The availability of cash can truly make or break an organization. Cash flow, not profit, determines viability. In fact, one study found that 82 percent of businesses fail as a result of poor cash flow management.
The Meaning of "Cash Poor"
By definition, profit--also called net income--is the surplus after all expenses are deducted from revenue, and it is the basis on which tax is calculated.
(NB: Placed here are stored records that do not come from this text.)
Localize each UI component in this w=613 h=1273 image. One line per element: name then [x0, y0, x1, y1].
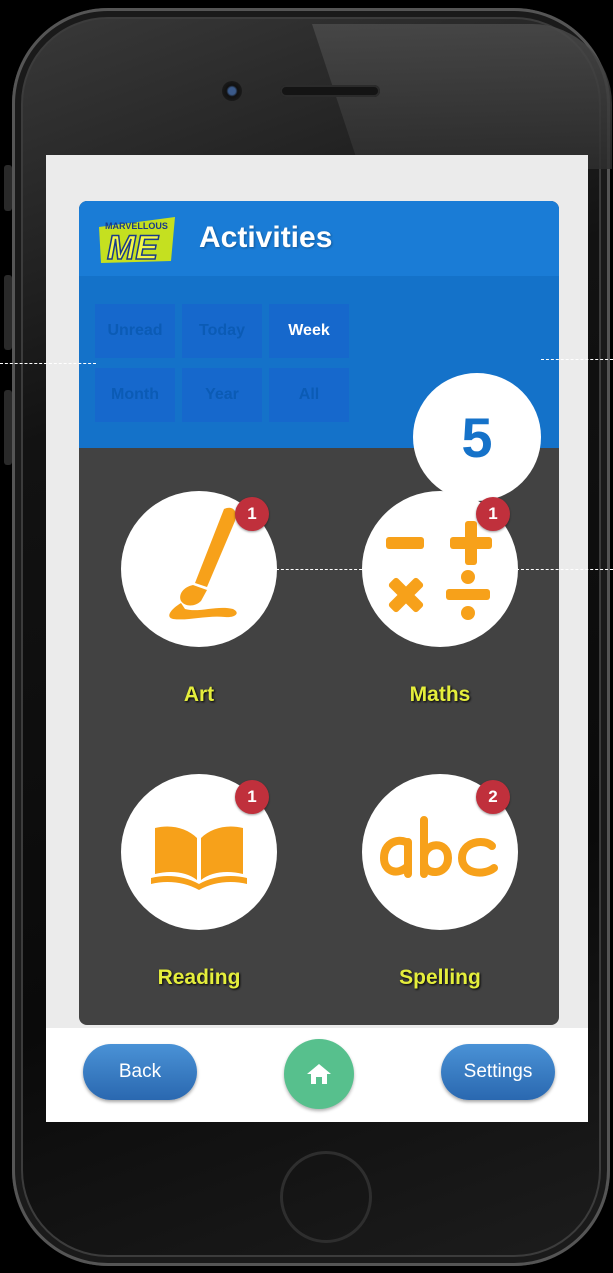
activities-panel: MARVELLOUS ME Activities Unread Today We… [79, 201, 559, 1025]
activity-spelling-circle: 2 [362, 774, 518, 930]
annotation-line-left [0, 363, 96, 364]
activity-count: 5 [413, 373, 541, 501]
mute-switch[interactable] [4, 165, 12, 211]
footer-bar: Back Settings [46, 1028, 588, 1122]
activity-label: Reading [157, 966, 241, 989]
activity-reading-circle: 1 [121, 774, 277, 930]
volume-down-button[interactable] [4, 390, 12, 465]
home-button[interactable] [284, 1039, 354, 1109]
filter-all[interactable]: All [269, 368, 349, 422]
filter-year[interactable]: Year [182, 368, 262, 422]
notification-badge: 1 [476, 497, 510, 531]
filter-week[interactable]: Week [269, 304, 349, 358]
notification-badge: 1 [235, 780, 269, 814]
annotation-line-edge [516, 569, 613, 570]
activity-label: Art [183, 683, 215, 706]
earpiece-speaker [280, 85, 380, 97]
settings-button[interactable]: Settings [441, 1044, 555, 1100]
annotation-line-middle [276, 569, 362, 570]
page-title: Activities [199, 221, 333, 254]
activity-label: Maths [409, 683, 471, 706]
activity-maths-circle: 1 [362, 491, 518, 647]
activity-reading[interactable]: 1 Reading [121, 774, 277, 990]
notification-badge: 1 [235, 497, 269, 531]
home-icon [307, 1064, 331, 1084]
phone-screen: MARVELLOUS ME Activities Unread Today We… [46, 155, 588, 1122]
notification-badge: 2 [476, 780, 510, 814]
volume-up-button[interactable] [4, 275, 12, 350]
activity-label: Spelling [399, 966, 481, 989]
filter-unread[interactable]: Unread [95, 304, 175, 358]
annotation-line-right [541, 359, 613, 360]
marvellous-me-logo: MARVELLOUS ME [99, 217, 175, 265]
header-bar: MARVELLOUS ME Activities [79, 201, 559, 276]
filter-month[interactable]: Month [95, 368, 175, 422]
front-camera [222, 81, 242, 101]
activity-art-circle: 1 [121, 491, 277, 647]
svg-text:ME: ME [107, 229, 159, 265]
activity-art[interactable]: 1 Art [121, 491, 277, 707]
filter-today[interactable]: Today [182, 304, 262, 358]
back-button[interactable]: Back [83, 1044, 197, 1100]
filter-panel: Unread Today Week Month Year All 5 [79, 276, 559, 501]
activity-spelling[interactable]: 2 Spelling [362, 774, 518, 990]
hardware-home-button[interactable] [280, 1151, 372, 1243]
activity-maths[interactable]: 1 Maths [362, 491, 518, 707]
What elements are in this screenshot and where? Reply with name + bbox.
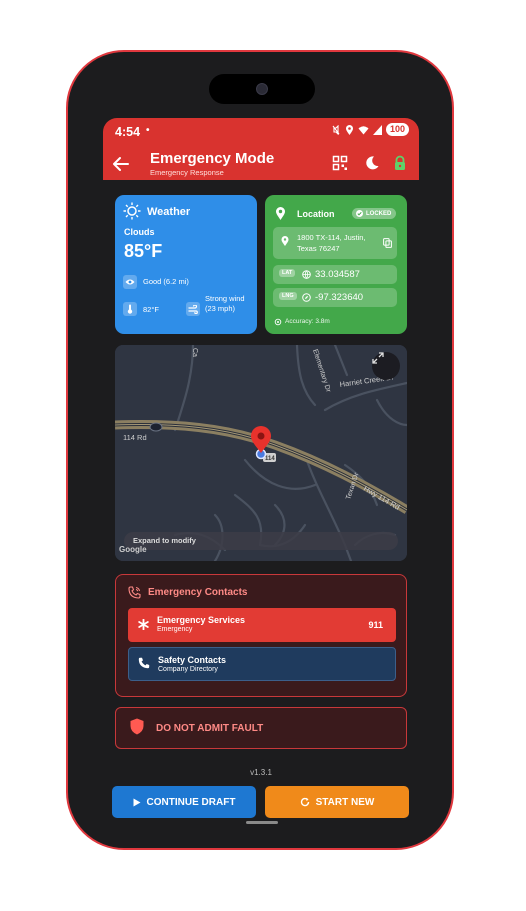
safety-contacts-row[interactable]: Safety Contacts Company Directory <box>128 647 396 681</box>
location-card[interactable]: Location LOCKED 1800 TX-114, Justin, Tex… <box>265 195 407 334</box>
latitude-box: LAT 33.034587 <box>273 265 397 284</box>
map-view[interactable]: 114 Rd Harriet Creek Dr Elementary Dr Hw… <box>115 345 407 561</box>
app-version: v1.3.1 <box>250 768 272 777</box>
phone-ring-icon <box>128 586 141 599</box>
page-title: Emergency Mode <box>150 150 275 167</box>
thermometer-icon <box>123 302 137 316</box>
dark-mode-icon[interactable] <box>364 155 380 171</box>
notification-dot: • <box>146 125 150 136</box>
continue-draft-button[interactable]: CONTINUE DRAFT <box>112 786 256 818</box>
map-canvas: 114 Rd Harriet Creek Dr Elementary Dr Hw… <box>115 345 407 561</box>
locked-label: LOCKED <box>366 210 392 217</box>
emergency-services-name: Emergency Services <box>157 615 246 625</box>
emergency-contacts-panel: Emergency Contacts Emergency Services Em… <box>115 574 407 697</box>
locked-badge: LOCKED <box>352 208 397 219</box>
qr-code-icon[interactable] <box>332 155 348 171</box>
emergency-services-row[interactable]: Emergency Services Emergency 911 <box>128 608 396 642</box>
emergency-number: 911 <box>368 620 383 630</box>
copy-icon[interactable] <box>383 238 392 248</box>
sun-icon <box>123 202 141 220</box>
expand-icon <box>372 352 384 364</box>
safety-contacts-name: Safety Contacts <box>158 655 227 665</box>
page-subtitle: Emergency Response <box>150 168 224 177</box>
poi-marker <box>149 422 163 432</box>
phone-frame: 4:54 • 100 Emergency Mode Emergency Resp… <box>66 50 454 850</box>
feels-like-value: 82°F <box>143 305 159 314</box>
check-circle-icon <box>356 210 363 217</box>
accuracy-text: Accuracy: 3.8m <box>285 318 330 325</box>
play-icon <box>133 798 141 806</box>
fullscreen-button[interactable] <box>372 352 400 380</box>
app-bar: 4:54 • 100 Emergency Mode Emergency Resp… <box>103 118 419 180</box>
weather-title: Weather <box>147 206 191 218</box>
address-text: 1800 TX-114, Justin, Texas 76247 <box>297 233 366 253</box>
wind-icon <box>186 302 200 316</box>
status-bar: 4:54 • 100 <box>103 118 419 142</box>
do-not-admit-fault-banner: DO NOT ADMIT FAULT <box>115 707 407 749</box>
start-new-button[interactable]: START NEW <box>265 786 409 818</box>
mute-icon <box>332 124 340 135</box>
back-arrow-icon[interactable] <box>111 154 131 174</box>
safety-contacts-sub: Company Directory <box>158 666 218 673</box>
wifi-icon <box>358 125 369 134</box>
lock-icon[interactable] <box>392 155 408 171</box>
status-icons: 100 <box>331 123 409 136</box>
location-title: Location <box>297 209 335 219</box>
camera-lens <box>256 83 268 95</box>
compass-icon <box>302 293 311 302</box>
continue-draft-label: CONTINUE DRAFT <box>146 796 236 808</box>
wind-value: Strong wind (23 mph) <box>205 294 245 313</box>
shield-icon <box>130 718 144 735</box>
status-time: 4:54 <box>115 125 141 139</box>
gps-accuracy-icon <box>274 318 282 326</box>
expand-to-modify-label: Expand to modify <box>133 536 196 545</box>
phone-icon <box>138 657 150 669</box>
emergency-contacts-title: Emergency Contacts <box>148 587 248 598</box>
location-pin-icon <box>276 207 285 220</box>
weather-card[interactable]: Weather Clouds 85°F Good (6.2 mi) 82°F S… <box>115 195 257 334</box>
expand-to-modify-bar[interactable]: Expand to modify <box>124 532 398 550</box>
do-not-admit-fault-label: DO NOT ADMIT FAULT <box>156 723 264 734</box>
longitude-box: LNG -97.323640 <box>273 288 397 307</box>
latitude-value: 33.034587 <box>315 269 360 280</box>
address-pin-icon <box>281 236 289 246</box>
app-screen: 4:54 • 100 Emergency Mode Emergency Resp… <box>103 118 419 824</box>
longitude-value: -97.323640 <box>315 292 364 303</box>
refresh-icon <box>300 797 309 807</box>
visibility-value: Good (6.2 mi) <box>143 277 189 286</box>
longitude-tag: LNG <box>279 292 297 300</box>
weather-condition: Clouds <box>124 227 155 237</box>
emergency-services-type: Emergency <box>157 626 193 633</box>
google-logo: Google <box>119 545 147 554</box>
signal-icon <box>372 124 382 135</box>
road-label-114: 114 Rd <box>123 433 147 442</box>
visibility-icon <box>123 275 137 289</box>
address-box: 1800 TX-114, Justin, Texas 76247 <box>273 227 397 259</box>
asterisk-icon <box>138 619 149 630</box>
camera-notch <box>209 74 315 104</box>
weather-temperature: 85°F <box>124 241 163 261</box>
road-label-minor: Ca <box>191 348 198 357</box>
home-indicator[interactable] <box>246 821 278 824</box>
latitude-tag: LAT <box>279 269 296 277</box>
location-status-icon <box>345 124 353 135</box>
start-new-label: START NEW <box>315 796 375 808</box>
globe-icon <box>302 270 311 279</box>
highway-shield-label: 114 <box>265 456 275 462</box>
battery-indicator: 100 <box>385 123 409 136</box>
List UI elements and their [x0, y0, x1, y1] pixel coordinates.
On the other hand, cash flow is the amount of available cash within a business at any given time as a result of the inflow and outflow of money. Moreover, profits and cash flow can exist in varying degrees of balance. Consider:
- High profit and low cash flow results in a profitable business unable to pay its bills. How can this happen? If the product you're making is selling for a higher price than what it costs to manufacture, you have a profitable basis for a business. However, the devil is in the details. Many wholesale customers hold invoices for up to 120 days before payment--meaning you may make the sale and deliver the product, but not get your money quickly. If your material suppliers demand payment on delivery of goods, that's a gap of up to three months after you pay suppliers but before receiving payment from your buyers. So, even though you are making a per-unit profit, you may be unable to meet your financial obligations during those lean three months while you wait for your invoice to be paid. In a worst-case scenario, this situation can send a profitable company into bankruptcy.
- Just because a business can pay all of its bills doesn't mean it is profitable. Here's another case: If you've borrowed money to solve a cash flow problem, the increasing debt on that loan could cause your per-unit cost to exceed the break-even point, and your business will no longer be profitable even though you have cash on hand. You could also experience increases in production volume that might cause costs to rise above a profitable level. Growth costs money, and if you suffer from negative cash flow, your growth will be stunted even when there is strong market demand.
Cash is the lifeblood of any business, and the key indicator of financial health. Cash is necessary for daily operations, taxes, purchasing inventory, meeting payroll, and to satisfy other short-term financial obligations.
Manage Liquid Assets Responsibly
Regardless of how great your product or business model is, you will not survive if you cannot manage your company's cash. Small-to-medium businesses are at highest risk of being "cash poor" because they constantly re-invest profits into the operation. Larger, more established businesses frequently have a cash reserve.
Don't let your entrepreneurial dream become a negative cash flow nightmare that isn't ideally positioned for growth. Good cash flow management doesn't happen by accident. It takes planning, and often, professional assistance. To ensure that your company implements the right plan to manage your liquid assets responsibly, consult with an experienced strategic financial management firm. By conducting a step-by-step cash flow analysis and planning ahead for gaps between accounts payable and accounts receivable, you can be sure you'll have the necessary cash flow to grow and invest wisely when opportunities arise.